Father Serra’s Chapel, which was first used in 1782, is the second oldest building in California that is still in use. In 1796, construction began on a large stone church intended to be the most glorious of all the churches in California. Natives transported stones from a quarry six miles away to build the Great Stone Church, which was constructed in the shape of a cross 180 feet long and 40 feet wide. It was the only chapel in Alta California that was not made from adobe. According to legend, the tower can be seen for miles and the bells can be heard from even further away. The church was completed in 1806. Tragically, six years later, a series of massive earthquakes obliterated the bulk of the church and bell tower; it was the Feast Day of the Immaculate Conception of the Blessed Virgin, and the church had been packed with worshipers. Forty-two were killed.

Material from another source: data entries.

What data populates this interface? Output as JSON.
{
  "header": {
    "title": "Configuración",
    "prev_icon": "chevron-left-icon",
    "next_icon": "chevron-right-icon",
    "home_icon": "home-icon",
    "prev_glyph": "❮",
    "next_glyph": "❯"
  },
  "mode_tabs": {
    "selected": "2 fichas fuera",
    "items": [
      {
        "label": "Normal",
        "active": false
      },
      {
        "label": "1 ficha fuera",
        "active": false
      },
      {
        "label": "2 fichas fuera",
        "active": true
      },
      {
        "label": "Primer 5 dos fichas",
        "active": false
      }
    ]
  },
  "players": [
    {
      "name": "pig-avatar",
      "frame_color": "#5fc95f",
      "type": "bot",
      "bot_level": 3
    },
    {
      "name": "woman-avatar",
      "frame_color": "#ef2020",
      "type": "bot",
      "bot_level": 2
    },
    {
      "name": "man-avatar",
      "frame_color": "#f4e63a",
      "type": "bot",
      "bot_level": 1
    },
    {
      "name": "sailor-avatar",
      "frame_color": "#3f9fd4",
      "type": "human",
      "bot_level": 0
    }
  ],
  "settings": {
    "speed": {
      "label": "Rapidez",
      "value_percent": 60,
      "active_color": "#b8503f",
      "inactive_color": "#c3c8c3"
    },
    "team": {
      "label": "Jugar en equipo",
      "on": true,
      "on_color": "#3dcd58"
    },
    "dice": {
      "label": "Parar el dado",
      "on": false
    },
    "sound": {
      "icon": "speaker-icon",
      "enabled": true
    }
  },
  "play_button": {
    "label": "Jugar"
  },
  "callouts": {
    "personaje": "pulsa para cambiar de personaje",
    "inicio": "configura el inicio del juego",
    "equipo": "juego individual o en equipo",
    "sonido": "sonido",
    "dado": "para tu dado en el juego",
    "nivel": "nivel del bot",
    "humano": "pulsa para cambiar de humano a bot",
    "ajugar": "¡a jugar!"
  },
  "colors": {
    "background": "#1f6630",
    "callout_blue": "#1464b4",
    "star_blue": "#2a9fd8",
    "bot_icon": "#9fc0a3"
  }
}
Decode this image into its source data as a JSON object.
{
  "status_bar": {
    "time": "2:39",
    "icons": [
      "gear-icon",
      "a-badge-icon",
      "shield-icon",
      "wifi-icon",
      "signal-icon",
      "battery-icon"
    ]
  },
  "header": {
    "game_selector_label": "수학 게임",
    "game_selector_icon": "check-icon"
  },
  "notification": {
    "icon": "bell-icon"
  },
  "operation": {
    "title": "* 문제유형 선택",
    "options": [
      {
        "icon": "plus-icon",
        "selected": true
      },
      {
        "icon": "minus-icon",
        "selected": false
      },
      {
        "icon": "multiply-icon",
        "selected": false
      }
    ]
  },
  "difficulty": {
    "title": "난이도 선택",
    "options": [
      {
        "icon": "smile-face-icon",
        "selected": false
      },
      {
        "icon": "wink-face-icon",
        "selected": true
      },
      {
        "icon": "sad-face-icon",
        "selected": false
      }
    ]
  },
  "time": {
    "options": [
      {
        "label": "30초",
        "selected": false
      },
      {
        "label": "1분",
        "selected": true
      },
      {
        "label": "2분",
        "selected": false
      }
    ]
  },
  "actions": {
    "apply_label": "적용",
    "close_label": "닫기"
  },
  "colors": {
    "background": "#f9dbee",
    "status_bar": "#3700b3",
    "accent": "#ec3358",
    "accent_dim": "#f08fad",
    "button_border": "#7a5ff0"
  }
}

Real restoration only occurred much later, in the early 20th century. The walls and ceiling were refurbished and strengthened. A beautiful golden altar was installed at the north end. D.W. Griffith shot the film “The Two Brothers” at San Juan Capistrano; it was the first film ever shot in Orange County. In 1911, silent film star Mary Pickford wed actor Owen Moore in the chapel.
Due to the extensive earthquake damage the church has suffered, the World Monuments Fund placed the “Great Stone Church” on its list of 100 Most Endangered sites. However, restoration continues and hundreds of thousands of visitors come to the San Juan Capistrano every year. It is celebrated for its extensive gardens, which are lush and beautiful, particularly when juxtaposed against the weathered stone of the buildings.
In the spring, thousands of swallows travel thousands of miles from Central America to take up residence in the old church. Their arrival is commemorated with parades and fiestas. The Mission also hosts events that range from making clay pots, to festivals throughout the year.